Masturbation At Work

Question for the guys:  Have you ever masturbated at work?

I’ll bet that the answer for most guys is yes, at least once.  There are those times where you get that horny, and you just gotta go rub one out.  Maybe you were walking behind an office hottie, and the sight of her perfect ass caused a stir.  Maybe a cutie bent over, and you got a delicious view of her breasts.  Or maybe you were just daydreaming in that meeting.  Whatever the reason, when you’re horny, you’re horny.

Of course, this takes place in the men’s room, and it has to be done quietly.  Sure, men will take a newspaper (or some printouts of ESPN) into the men’s room, but trust me, it does not take 20 minutes to read all the stories.
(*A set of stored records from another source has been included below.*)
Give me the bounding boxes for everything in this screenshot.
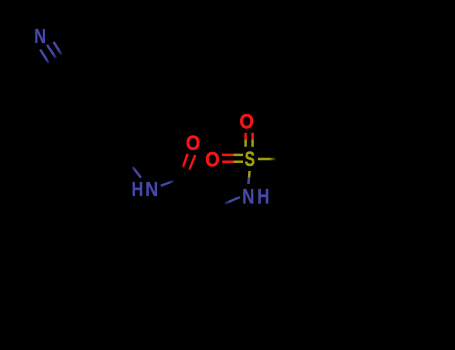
svg-text:N: N: [145, 179, 158, 201]
svg-text:O: O: [240, 110, 254, 134]
svg-text:H: H: [132, 177, 144, 200]
svg-text:N: N: [34, 24, 46, 47]
svg-text:N: N: [242, 186, 254, 209]
svg-text:S: S: [245, 147, 255, 171]
svg-text:O: O: [205, 148, 219, 172]
svg-text:O: O: [186, 132, 200, 156]
svg-text:H: H: [257, 186, 269, 209]
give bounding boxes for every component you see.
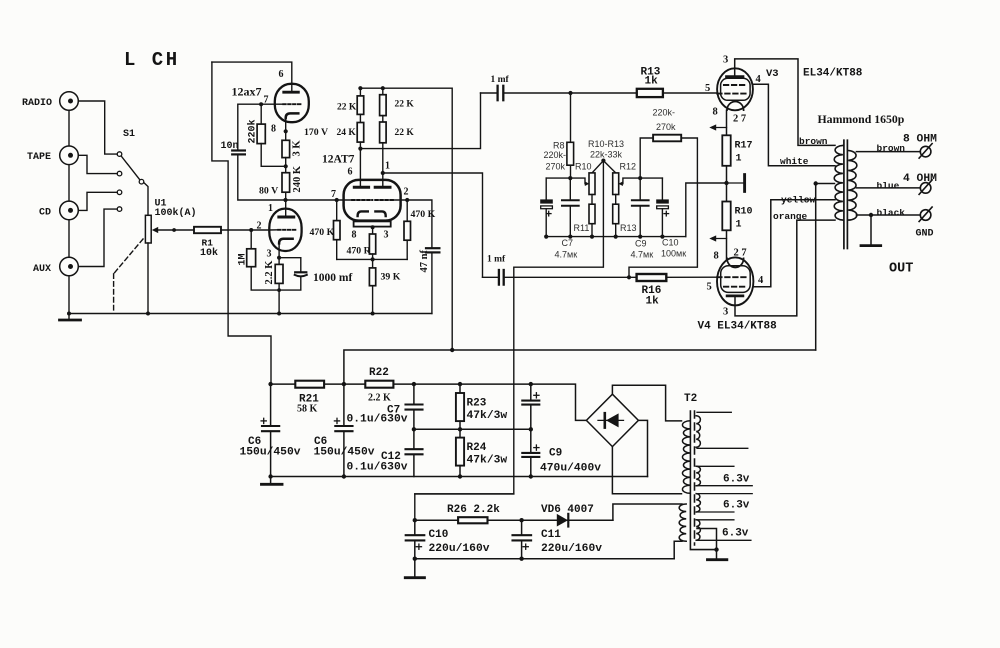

But I don’t bother with such pretenses.  I just go in, no bones about it.  But I also make sure that I leave the area clean.  Here’s what I do:

  1. I walk into the stall and close the door.
  2. I withdraw about 25 inches of toilet paper, and fold it three times.  The result is a 3-ply strip about 8 inches long.
  3. I drape the paper from the front of the bowl into the water.
  4. I quietly take matters into my own hands.
  5. Since the toilet paper is draped nicely in the line of fire, nothing gets left.
  6. One flush and the evidence is gone.

It happens.  Once, a few of us were talking about how somebody had left a long strip of toilet paper that covered up the gaps in between the door and the rest of the stall.  We couldn’t figure out why — nobody really goes in and peeps through the crack.  One guy said, “Well, maybe they’re jerking off, but nobody would really want to watch that.”

How often is another question.  When I was younger, masturbation was a three-times daily ritual — sometimes more!  (Ah, to be 19 again.)  Now, I’m happy to manage once a day.  And these days, it’s not really at work any more.  I need to save my mojo for the ladies.